In its 39th year, ROTC instructors from Bossier Schools are providing oversight but higher ranking cadets are essentially running the show.
“It’s cadet-run,” explained Col. Tony Zucco, Haughton High School’s ROTC Instructor. “Instructors are there to help and teach the academic portion of it.”
Each morning begins with drills, followed by seminars on leadership and goal-setting, citizenship and the academics associated with ROTC. There are plenty of outside activities, too.
A sampling of what cadets will do this week includes a day at Camp Minden, where they will repel and work on team-building skills, go through obstacle courses and spend time at the electronic weapons range.

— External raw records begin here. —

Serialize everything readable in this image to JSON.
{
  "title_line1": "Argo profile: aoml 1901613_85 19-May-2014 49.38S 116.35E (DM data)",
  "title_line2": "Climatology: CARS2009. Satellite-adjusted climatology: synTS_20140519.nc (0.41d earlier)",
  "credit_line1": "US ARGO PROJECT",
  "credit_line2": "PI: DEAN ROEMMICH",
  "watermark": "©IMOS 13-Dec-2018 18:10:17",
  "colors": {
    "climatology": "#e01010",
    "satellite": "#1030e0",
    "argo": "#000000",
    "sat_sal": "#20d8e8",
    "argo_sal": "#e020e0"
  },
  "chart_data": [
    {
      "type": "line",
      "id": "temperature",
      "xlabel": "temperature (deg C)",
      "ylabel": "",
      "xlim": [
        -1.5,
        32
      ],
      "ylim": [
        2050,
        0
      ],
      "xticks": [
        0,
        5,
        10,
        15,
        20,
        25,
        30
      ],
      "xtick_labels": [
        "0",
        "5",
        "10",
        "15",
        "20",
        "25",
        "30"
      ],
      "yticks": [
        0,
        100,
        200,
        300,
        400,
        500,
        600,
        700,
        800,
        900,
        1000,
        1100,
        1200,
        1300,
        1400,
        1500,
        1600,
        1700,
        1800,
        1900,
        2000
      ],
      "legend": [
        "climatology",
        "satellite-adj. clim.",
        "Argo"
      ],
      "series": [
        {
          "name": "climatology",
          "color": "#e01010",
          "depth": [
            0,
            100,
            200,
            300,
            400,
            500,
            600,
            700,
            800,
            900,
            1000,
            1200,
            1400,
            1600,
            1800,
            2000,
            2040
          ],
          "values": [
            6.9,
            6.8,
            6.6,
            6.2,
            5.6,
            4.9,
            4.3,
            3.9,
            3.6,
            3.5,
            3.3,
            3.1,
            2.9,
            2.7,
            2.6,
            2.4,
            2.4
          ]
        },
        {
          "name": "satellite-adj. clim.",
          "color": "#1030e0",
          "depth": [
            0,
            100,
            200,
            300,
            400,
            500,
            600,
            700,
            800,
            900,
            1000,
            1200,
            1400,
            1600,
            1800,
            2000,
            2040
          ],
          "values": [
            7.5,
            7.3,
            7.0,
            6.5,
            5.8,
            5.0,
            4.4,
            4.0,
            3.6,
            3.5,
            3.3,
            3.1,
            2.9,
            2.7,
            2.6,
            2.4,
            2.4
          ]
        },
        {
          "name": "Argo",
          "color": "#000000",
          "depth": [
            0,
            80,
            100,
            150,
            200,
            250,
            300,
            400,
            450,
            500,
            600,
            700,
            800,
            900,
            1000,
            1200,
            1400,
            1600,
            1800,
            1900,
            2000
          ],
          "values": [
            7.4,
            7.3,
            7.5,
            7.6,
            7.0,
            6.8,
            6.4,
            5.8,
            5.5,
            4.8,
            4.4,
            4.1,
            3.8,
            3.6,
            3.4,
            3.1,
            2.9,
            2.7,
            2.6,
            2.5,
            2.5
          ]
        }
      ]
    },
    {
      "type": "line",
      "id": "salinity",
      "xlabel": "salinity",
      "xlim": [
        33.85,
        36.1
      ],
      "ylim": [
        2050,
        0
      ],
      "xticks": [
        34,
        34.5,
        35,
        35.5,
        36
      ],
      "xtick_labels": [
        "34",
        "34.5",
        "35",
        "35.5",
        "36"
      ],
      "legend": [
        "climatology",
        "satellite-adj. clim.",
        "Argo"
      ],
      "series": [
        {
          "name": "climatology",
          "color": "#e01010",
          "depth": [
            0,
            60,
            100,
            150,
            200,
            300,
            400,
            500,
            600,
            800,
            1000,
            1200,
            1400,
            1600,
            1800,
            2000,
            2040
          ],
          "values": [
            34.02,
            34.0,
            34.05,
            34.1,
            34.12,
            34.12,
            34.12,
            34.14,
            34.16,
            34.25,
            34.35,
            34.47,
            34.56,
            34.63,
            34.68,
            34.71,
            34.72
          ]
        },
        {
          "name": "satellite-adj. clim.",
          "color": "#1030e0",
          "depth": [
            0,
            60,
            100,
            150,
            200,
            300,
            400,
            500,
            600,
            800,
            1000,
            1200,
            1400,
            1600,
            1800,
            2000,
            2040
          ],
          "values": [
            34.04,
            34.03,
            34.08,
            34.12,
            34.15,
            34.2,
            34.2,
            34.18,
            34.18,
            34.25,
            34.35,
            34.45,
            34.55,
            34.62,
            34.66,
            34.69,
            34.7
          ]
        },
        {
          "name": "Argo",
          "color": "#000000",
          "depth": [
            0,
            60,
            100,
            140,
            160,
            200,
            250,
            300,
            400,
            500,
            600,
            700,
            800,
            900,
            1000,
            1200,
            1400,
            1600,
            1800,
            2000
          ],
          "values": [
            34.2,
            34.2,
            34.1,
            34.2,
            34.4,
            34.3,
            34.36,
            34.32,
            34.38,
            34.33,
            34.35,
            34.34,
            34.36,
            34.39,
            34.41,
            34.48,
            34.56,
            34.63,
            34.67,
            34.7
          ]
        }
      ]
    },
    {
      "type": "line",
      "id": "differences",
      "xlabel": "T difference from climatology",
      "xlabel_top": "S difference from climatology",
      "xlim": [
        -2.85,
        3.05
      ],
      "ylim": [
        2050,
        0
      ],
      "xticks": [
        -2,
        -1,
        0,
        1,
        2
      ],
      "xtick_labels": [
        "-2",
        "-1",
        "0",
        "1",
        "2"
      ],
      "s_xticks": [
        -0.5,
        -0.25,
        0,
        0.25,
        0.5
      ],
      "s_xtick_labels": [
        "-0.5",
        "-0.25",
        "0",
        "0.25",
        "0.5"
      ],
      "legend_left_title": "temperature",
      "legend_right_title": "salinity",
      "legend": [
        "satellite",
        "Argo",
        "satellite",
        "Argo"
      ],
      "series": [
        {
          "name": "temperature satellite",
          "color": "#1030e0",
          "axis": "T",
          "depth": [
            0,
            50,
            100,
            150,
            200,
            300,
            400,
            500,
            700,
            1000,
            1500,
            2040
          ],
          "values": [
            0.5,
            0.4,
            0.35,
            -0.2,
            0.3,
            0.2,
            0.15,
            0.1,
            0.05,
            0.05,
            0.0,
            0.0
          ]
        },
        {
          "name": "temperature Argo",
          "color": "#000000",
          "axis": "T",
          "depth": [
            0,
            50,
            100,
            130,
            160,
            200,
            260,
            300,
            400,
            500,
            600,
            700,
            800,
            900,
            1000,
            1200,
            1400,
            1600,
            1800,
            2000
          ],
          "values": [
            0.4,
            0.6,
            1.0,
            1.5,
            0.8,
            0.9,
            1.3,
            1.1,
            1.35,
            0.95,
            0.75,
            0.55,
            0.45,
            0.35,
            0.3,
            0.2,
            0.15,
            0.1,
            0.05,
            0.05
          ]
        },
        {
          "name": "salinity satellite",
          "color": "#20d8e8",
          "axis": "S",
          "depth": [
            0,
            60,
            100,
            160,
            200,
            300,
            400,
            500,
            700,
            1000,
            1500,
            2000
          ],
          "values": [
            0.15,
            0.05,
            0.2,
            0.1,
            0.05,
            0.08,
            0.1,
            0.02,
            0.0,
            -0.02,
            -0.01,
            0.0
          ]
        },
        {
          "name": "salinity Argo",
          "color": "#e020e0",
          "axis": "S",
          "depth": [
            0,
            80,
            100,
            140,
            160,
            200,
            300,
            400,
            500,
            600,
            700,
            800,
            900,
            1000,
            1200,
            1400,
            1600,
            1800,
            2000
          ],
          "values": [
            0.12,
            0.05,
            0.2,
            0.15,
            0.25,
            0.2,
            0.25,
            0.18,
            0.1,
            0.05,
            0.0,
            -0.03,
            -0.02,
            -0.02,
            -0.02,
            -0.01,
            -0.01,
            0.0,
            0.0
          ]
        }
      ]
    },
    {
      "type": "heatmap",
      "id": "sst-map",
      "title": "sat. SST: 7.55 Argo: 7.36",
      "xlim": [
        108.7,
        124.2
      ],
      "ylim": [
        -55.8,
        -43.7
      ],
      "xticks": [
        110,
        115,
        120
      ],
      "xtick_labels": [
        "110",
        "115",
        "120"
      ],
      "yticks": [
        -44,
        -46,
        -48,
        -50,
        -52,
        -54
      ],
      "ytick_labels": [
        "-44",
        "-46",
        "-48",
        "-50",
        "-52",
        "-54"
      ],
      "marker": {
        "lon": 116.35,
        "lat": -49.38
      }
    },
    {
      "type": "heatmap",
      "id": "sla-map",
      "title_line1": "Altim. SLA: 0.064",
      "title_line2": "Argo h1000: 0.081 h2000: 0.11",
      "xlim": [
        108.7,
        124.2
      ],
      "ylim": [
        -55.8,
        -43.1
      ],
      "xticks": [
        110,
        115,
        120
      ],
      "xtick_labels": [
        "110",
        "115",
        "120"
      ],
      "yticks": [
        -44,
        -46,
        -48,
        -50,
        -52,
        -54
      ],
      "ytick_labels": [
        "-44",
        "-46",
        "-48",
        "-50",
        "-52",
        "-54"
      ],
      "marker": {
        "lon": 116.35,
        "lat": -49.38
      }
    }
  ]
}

Another day will be spent at Barksdale Air Force Base for an introductory lesson in military careers; and yet another, in a pool learning water survival skills and experiencing the numbing effect of hypothermia when cadets dunk their hands in buckets of ice for an extended duration.
“It’s physically demanding,” Col. Zucco said. “This whole school is about team and less about individual.”
Cadet Lt. Col. Treasure Winters, who is in Parkway’s ROTC program, is serving as a cadet instructor at Summer Leadership School. While keeping a close eye on her charges, she voiced the importance of team building activities.
“I think that actually prepares you for jobs in the real world,” Winters said.
Colonel Zucco also stressed the value of Summer Leadership School as a whole.
“If we don’t have Summer Leadership it weakens the (ROTC) program. It creates synergy,” Col. Zucco said, pointing out how instructors from different school programs share their various areas of expertise with the students.
For example, one instructor excels at drill and teaches that lesson, while another’s field of interest is Cyber Defense.
“We all work together and lift the program up,” Zucco added.
This session of Summer Leadership School will end Saturday, June 15, with a graduation parade at 9 a.m. It will be held at Airline’s practice football field, followed by a graduation ceremony at 10 a.m. in the school auditorium. It is when cadets will learn the winners of group and individual competitions.
They will all take something home, though; leadership skills and self-confidence that will be forever instilled within these cadets, no matter where their paths lead them.